Wait, that's not far enough back. Once upon a time, Usenet software
used the simplest, most straightforward way to store articles. Each
newsgroup was a separate directory in the obvious directory hierarchy
(so rec.arts.anime.misc was rec/arts/anime/misc under the news
spool root directory) and each article was a file in that directory.
Cross-posted articles were hardlinked between all of the newsgroup
directories.
(Given that hardlinks can't cross filesystem boundaries, you may
notice an assumption here. Yes, this caused problems in the not
too long run.)
Once Usenet started having much volume, this design turned Usenet
spool filesystems into a marvelous (or hideous) worse case stress test
for filesystem code:
- active newsgroups might have tens of thousands of articles, which
meant tens of thousands of entries in a single directory. At the
time when this started happening, all filesystems used linear
searches through directory data when looking up names.
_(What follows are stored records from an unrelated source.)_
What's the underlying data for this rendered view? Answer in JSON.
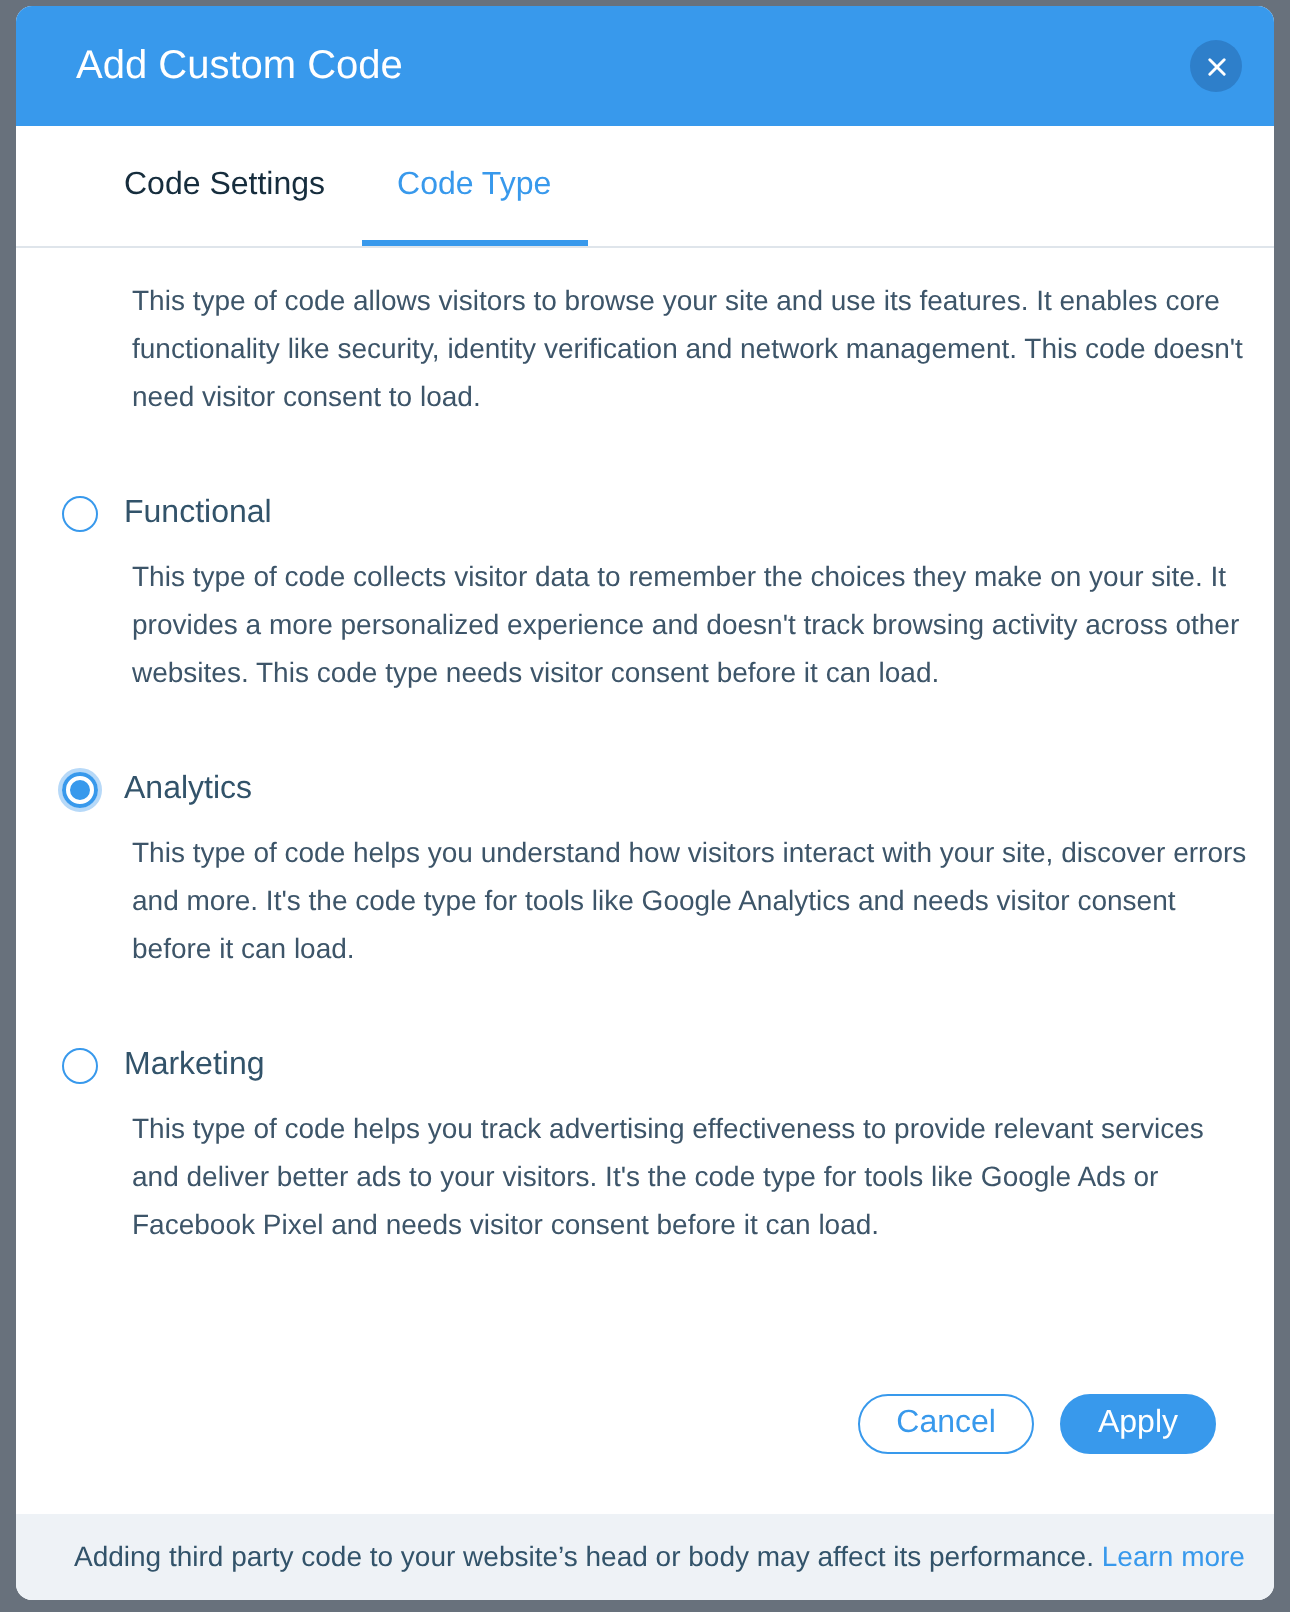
{
  "dialog": {
    "title": "Add Custom Code"
  },
  "tabs": [
    {
      "label": "Code Settings",
      "selected": false
    },
    {
      "label": "Code Type",
      "selected": true
    }
  ],
  "scrolled_description": "This type of code allows visitors to browse your site and use its features. It enables core functionality like security, identity verification and network management. This code doesn't need visitor consent to load.",
  "options": [
    {
      "label": "Functional",
      "selected": false,
      "description": "This type of code collects visitor data to remember the choices they make on your site. It provides a more personalized experience and doesn't track browsing activity across other websites. This code type needs visitor consent before it can load."
    },
    {
      "label": "Analytics",
      "selected": true,
      "description": "This type of code helps you understand how visitors interact with your site, discover errors and more. It's the code type for tools like Google Analytics and needs visitor consent before it can load."
    },
    {
      "label": "Marketing",
      "selected": false,
      "description": "This type of code helps you track advertising effectiveness to provide relevant services and deliver better ads to your visitors. It's the code type for tools like Google Ads or Facebook Pixel and needs visitor consent before it can load."
    }
  ],
  "buttons": [
    {
      "label": "Cancel",
      "kind": "secondary"
    },
    {
      "label": "Apply",
      "kind": "primary"
    }
  ],
  "footer": {
    "text": "Adding third party code to your website’s head or body may affect its performance.",
    "link": "Learn more"
  }
}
(I believe but am not completely sure that Usenet was a major
driving force behind the initial work on non-linear directory
lookups.)
- file creates were usually randomly distributed around these
directories, partly because servers generally made no attempt to
batch articles from one newsgroup together when they propagated
things around.
- file deletes were semi-random; articles might expire earlier or
later than other articles in the same newsgroup for various reasons.
(The first Usenet software did truly random file deletes; later
software at least ordered the article deletions based on what
directory they were in.)
- for a long time, the files were quite small (Usenet spools
often needed the inode to data ratio adjusted to create more inodes).
Once alt.binaries got active, the size distribution was extremely
lumpy; a bunch of small files, a lot of very large ones, and very
little in the middle.
- Usenet was effectively write-mostly random IO (at many sites, most
Usenet articles were never read except by the system). Even when
read IO was 'sequential' in some sense, as someone read through a
bunch of articles in a single newgroups, it wasn't at the simple
OS level because of the small separate files.
(Just to trip filesystems up, there were some large files that
were read sequentially.)
Really, Usenet spools had it all, especially once the alt hierarchy
got rolling. Now you may have a better understanding of why I said
earlier that an old-style Usenet filesystem would be a ZFS scrub worst
case.
(And it is not surprising that the traditional Usenet spool format
was eventually replaced by a more optimized storage format in INN.)